The 1970’s was certainly a moment of change in the valley, though population decline had been going on since the First World War (the population of Todmorden, for instance, was about 26,000 just before that war, 21,210 in 1935, 16,000 in 1967, and is now about 15,500).  Ted Hughes personifies the emotional tone of this period in the Valley’s history very effectively through the figures of his parents and his uncle Walt.  His map of the upper Calder valley is, however, not surprisingly, Hebden Bridge centric.  In Hebden the loss of industry (mainly fustian manufacture and clothing) was particularly marked.  Planners in the 1970’s encouraged gentrification, and the town is now a commuter and tourist centre specialising in arts and media, though it still has thriving alternative communities.  Elsewhere in the valley, however, the notion that factories disappeared in the 1970’s is misleading.  Although traditional textile industries were replaced by other activities, three decades after Remains was published the level of manufacturing employment in the Upper Calder Valley is still far higher than the national average.(6)

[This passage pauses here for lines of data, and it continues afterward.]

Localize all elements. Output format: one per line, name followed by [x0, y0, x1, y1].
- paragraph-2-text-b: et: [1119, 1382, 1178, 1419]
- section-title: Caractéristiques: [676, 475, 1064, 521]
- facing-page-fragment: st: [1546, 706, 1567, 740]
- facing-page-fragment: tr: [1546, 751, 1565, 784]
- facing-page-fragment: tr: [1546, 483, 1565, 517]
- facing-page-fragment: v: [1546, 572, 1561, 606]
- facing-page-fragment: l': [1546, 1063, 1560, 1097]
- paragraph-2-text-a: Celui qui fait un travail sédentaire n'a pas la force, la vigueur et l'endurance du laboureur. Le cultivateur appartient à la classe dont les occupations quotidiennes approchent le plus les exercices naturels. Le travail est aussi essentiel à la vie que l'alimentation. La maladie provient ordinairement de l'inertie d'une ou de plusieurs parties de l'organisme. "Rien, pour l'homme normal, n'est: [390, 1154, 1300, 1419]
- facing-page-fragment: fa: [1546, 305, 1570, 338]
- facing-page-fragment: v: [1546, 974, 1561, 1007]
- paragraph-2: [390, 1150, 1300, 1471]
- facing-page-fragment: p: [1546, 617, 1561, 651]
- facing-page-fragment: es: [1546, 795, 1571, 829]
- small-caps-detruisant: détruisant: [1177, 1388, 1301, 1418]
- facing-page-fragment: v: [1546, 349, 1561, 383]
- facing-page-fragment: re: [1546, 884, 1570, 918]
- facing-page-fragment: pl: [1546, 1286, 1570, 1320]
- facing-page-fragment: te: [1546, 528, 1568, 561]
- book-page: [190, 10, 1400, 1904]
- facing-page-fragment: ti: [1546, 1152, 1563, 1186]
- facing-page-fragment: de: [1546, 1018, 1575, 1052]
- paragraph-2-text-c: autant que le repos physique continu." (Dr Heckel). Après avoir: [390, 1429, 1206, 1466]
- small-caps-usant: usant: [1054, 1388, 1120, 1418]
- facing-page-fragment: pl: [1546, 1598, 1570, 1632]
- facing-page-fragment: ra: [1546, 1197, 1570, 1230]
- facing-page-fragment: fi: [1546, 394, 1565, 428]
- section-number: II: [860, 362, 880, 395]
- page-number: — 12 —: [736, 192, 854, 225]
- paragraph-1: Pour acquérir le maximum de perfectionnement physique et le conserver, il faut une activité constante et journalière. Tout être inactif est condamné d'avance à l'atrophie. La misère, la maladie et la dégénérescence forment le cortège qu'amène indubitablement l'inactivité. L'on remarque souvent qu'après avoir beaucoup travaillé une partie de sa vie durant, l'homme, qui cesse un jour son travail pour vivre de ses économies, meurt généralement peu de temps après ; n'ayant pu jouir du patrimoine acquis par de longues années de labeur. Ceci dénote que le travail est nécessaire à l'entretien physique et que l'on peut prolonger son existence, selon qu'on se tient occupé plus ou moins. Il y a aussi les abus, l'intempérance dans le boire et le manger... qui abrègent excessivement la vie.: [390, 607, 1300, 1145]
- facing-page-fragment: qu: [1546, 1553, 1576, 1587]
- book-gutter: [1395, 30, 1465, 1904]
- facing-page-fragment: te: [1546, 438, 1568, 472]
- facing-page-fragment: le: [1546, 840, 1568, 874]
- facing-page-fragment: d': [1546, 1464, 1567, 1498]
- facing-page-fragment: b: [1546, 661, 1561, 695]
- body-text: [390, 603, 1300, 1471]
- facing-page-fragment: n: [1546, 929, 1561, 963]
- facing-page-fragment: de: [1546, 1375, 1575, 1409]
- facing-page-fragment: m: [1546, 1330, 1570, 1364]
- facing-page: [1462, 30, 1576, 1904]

As a postgraduate geographer in the mid-seventies I asked a photographer, who was a friend of a friend, whether I could put some of his images of valley landscapes on display at the polytechnic where I was working.  He was pleased that someone had taken an interest in his work, and lent me some prints which I duly arranged along a rather bleak corridor.  Martin Parr is now a Magnum photographer, who apparently sells prints for an average of £10,000.  I mention this because the work he was doing at the time, not least his affectionate documentation of the austere culture of nonconformist chapels, with evocative names such as Mount Zion Strict, and Particular Baptist Chapel, at what he too calls ‘the end of an era’, should be of considerable interest to Hughes aficionados.(7)

B.T 24/11/13.

Continued in Part 2 …

Sources:

Ted Hughes, with photographs by Fay Godwin, Remains of Elmet, 1979 and Elmet, 1994, London, Faber and Faber.

1) Fay Godwin, Ted Hughes and ‘Elmet’, in Nick Gammage, ed. The Epic Poise, A Celebration of Ted Hughes, Faber and Faber, 1999.  See also her Land, Heinemann 1985 and Landmarks, Dewi Lewis 2001.

2) John Billingsley, Laureate’s Landscape, Walks around Ted Hughes’ Mytholmroyd, Northern Earth, 2007.

3) Ann Skea, Ted Hughes, The Poetic Quest, University of New England, 1994.

4) Simon Armitage The Ascent of Ted Hughes; Conquering the Calder Valley, in Mark Wormald, Neil Roberts and Terry Gifford, Ted Hughes from Cambridge to Collected, Palgrave MacMillan, 2013.

5) Molly Scott-Cato, the Bioregional Economy: Land, Liberty, and the Pursuit of Happiness, Routledge/Earthscan 2013.

6) Calderdale Council, Employment and Communities in Calderdale, a Topic Report, 2006.6). Manufacturing employment was then 27% in Todmorden and 41% in the ‘Upper Valley’ area. A figure of 19% is given for Todmorden in a 2010 ward profile. The U.K national average for 2011 was 11% (c.f 27% in 1970).

7) Martin Parr, Non-Conformists, Aperture, 2013. 

Footnote 1) The Pennines rise to about 1,500 feet above sea level either side of the upper Calder Valley,and the valley floor at Todmorden is 423 feet above sea level.  Mytholmroyd is about 75 miles from the Humber estuary.  The etymology describes the meeting of two rivers there.  The upper valley is relatively wide at that point, and if anything cast a shadow over Hughes’ childhood home it was the Mount Zion chapel, which he describes as symbolically blocking his view of the Sun and Moon. (See John Billingsley 2007 and Ted Hughes’s The Rock, for his accounts of his childhood perception of the area).  The family moved to a coal mining area of South Yorkshire when Ted was seven.  One Plath biographer writes: ‘Cambridge was cold, but in Yorkshire she would experience England at it’s chilliest ….(and quoting Hughes) the whole Calder Valley had for centuries been considered a desolate wilderness, a hide-out for criminals’.